Clearly, Gonzales here was behaving like a mob lawyer, not like an honest counselor. He was telling the president not what was right and legal, but how to dodge prosecution.
In Bush's case, this crime calls for his impeachment, and for his subsequent prosecution as a war criminal. In the case of his subordinates and abettors, it calls for criminal indictments.
Naturally, we cannot expect to see indictments issue from the Attorney General's Office, particularly given Gonzales' own complicity and personal culpability on the war crimes charge. Conceivably, I suppose, some career prosecutor like Patrick Fitzgerald, who has been given wide authority in his special counsel role, could bring charges, though this seems highly unlikely.

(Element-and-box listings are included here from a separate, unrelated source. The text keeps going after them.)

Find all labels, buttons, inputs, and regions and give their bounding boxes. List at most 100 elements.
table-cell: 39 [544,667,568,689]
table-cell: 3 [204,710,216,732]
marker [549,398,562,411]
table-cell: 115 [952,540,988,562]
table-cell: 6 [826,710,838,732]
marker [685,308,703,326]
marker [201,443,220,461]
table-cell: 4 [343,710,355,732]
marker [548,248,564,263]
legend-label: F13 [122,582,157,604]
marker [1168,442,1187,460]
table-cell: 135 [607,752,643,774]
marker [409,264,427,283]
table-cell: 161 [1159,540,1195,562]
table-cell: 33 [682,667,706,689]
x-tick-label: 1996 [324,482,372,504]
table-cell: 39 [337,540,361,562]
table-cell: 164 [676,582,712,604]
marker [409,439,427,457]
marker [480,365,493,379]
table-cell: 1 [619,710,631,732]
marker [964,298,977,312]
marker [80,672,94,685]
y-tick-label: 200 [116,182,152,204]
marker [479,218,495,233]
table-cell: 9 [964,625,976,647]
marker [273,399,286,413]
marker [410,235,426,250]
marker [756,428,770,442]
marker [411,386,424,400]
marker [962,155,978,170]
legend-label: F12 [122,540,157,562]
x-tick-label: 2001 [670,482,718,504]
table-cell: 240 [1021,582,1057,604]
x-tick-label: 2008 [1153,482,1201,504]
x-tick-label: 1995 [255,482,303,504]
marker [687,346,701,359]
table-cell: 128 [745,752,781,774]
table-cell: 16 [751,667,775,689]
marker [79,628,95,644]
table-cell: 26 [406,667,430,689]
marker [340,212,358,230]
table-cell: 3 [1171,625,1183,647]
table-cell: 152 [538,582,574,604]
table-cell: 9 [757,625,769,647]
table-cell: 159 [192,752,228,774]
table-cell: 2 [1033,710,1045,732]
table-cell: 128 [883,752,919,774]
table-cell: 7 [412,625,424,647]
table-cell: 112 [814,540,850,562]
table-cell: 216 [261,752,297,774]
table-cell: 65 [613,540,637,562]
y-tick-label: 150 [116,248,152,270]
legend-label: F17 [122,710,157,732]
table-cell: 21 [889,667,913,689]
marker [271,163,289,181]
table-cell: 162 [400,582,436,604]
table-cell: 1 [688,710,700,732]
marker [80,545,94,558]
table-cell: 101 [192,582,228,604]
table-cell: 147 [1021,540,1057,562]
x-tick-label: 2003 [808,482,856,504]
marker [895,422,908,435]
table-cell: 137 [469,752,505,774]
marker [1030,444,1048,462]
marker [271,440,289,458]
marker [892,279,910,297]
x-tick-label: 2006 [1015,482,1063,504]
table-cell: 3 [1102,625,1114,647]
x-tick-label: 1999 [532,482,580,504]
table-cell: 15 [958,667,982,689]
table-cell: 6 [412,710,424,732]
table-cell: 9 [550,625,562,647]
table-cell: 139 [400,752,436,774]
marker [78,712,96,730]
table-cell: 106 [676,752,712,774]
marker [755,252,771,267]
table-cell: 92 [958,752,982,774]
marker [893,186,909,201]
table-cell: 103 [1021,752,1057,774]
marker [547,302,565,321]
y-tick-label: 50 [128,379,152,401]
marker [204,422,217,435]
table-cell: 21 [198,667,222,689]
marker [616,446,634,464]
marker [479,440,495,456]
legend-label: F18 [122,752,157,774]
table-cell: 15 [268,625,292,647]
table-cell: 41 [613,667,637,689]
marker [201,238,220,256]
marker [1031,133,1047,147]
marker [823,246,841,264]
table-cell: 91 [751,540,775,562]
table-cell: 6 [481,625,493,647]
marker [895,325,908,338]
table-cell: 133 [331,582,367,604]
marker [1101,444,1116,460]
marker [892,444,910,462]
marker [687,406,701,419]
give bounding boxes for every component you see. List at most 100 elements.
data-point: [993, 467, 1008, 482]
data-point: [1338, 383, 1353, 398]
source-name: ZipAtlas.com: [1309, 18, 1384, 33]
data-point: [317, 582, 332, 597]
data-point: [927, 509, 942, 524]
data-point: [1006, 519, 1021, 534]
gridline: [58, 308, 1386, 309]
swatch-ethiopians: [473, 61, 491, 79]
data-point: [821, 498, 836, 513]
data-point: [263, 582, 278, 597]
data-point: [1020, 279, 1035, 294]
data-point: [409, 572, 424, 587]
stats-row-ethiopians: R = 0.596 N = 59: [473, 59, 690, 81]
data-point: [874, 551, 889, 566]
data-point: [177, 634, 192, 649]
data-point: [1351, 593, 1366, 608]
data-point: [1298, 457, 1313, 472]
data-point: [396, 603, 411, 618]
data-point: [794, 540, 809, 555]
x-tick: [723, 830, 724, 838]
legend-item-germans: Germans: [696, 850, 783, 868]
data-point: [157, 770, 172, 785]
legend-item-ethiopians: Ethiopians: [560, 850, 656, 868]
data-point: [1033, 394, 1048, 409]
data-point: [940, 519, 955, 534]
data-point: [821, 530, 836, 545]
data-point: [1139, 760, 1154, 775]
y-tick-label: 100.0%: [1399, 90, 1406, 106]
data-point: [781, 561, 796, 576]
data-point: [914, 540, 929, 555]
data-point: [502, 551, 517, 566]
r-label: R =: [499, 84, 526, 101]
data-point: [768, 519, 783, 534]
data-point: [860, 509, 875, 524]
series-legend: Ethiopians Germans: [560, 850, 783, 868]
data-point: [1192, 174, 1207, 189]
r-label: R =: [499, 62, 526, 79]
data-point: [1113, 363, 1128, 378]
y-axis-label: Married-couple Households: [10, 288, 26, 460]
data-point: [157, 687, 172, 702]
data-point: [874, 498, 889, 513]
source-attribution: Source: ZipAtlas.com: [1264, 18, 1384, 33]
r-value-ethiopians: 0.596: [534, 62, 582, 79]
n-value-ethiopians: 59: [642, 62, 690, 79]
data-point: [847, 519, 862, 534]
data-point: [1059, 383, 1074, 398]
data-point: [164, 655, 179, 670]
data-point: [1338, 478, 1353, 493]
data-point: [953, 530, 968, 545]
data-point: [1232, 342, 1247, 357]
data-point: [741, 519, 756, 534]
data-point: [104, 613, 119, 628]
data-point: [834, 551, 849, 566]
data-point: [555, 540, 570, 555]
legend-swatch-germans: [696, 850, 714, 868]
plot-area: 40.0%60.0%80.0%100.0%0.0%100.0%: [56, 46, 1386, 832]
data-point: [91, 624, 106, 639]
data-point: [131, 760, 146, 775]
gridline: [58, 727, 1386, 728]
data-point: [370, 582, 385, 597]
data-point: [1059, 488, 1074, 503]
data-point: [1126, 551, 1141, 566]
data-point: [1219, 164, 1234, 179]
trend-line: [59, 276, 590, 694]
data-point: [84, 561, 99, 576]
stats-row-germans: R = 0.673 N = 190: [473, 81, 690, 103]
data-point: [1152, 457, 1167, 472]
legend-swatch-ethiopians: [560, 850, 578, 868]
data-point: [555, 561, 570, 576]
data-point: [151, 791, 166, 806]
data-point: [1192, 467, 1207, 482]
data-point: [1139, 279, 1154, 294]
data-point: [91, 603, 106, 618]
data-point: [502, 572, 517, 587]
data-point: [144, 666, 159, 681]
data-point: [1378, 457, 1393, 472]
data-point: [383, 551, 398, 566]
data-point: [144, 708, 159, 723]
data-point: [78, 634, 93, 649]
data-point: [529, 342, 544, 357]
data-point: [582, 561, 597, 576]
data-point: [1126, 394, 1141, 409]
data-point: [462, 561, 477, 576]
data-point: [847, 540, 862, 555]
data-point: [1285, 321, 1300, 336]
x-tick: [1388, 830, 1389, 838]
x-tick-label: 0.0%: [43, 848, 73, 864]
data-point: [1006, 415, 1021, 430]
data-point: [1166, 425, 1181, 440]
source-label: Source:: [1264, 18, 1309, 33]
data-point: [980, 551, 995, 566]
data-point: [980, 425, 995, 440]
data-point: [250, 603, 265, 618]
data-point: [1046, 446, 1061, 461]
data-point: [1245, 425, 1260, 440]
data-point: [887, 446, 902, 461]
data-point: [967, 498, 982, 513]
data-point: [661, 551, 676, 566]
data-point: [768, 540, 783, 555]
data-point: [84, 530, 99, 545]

Charges could also be brought by another country whose laws permit such extraterritoriality: Germany or Spain for example.
Meanwhile, we who value America's once elevated standing in the world as a supporter and author of the Geneva Conventions, should begin a campaign to press the Congress to consider a bill of impeachment against Bush for war crimes.
There are, as Barbara Olshansky and I explain in our new book The Case for Impeachment (which includes a copy of the above Gonzales memo in an appendix), many important reasons to impeach the president. Surely, however, the deliberate policy of involving the military in the commission of war crimes--torture, kidnapping, denial of access to some process of challenge the justice of their detention--is among the worst of all of those crimes against the Constitution.
The blood of war crime victims is on Bush's hands, and the hands of his henchmen, but unless we the people act, and unless the Congress acts, to call them to account, it will ultimately be on all of our hands.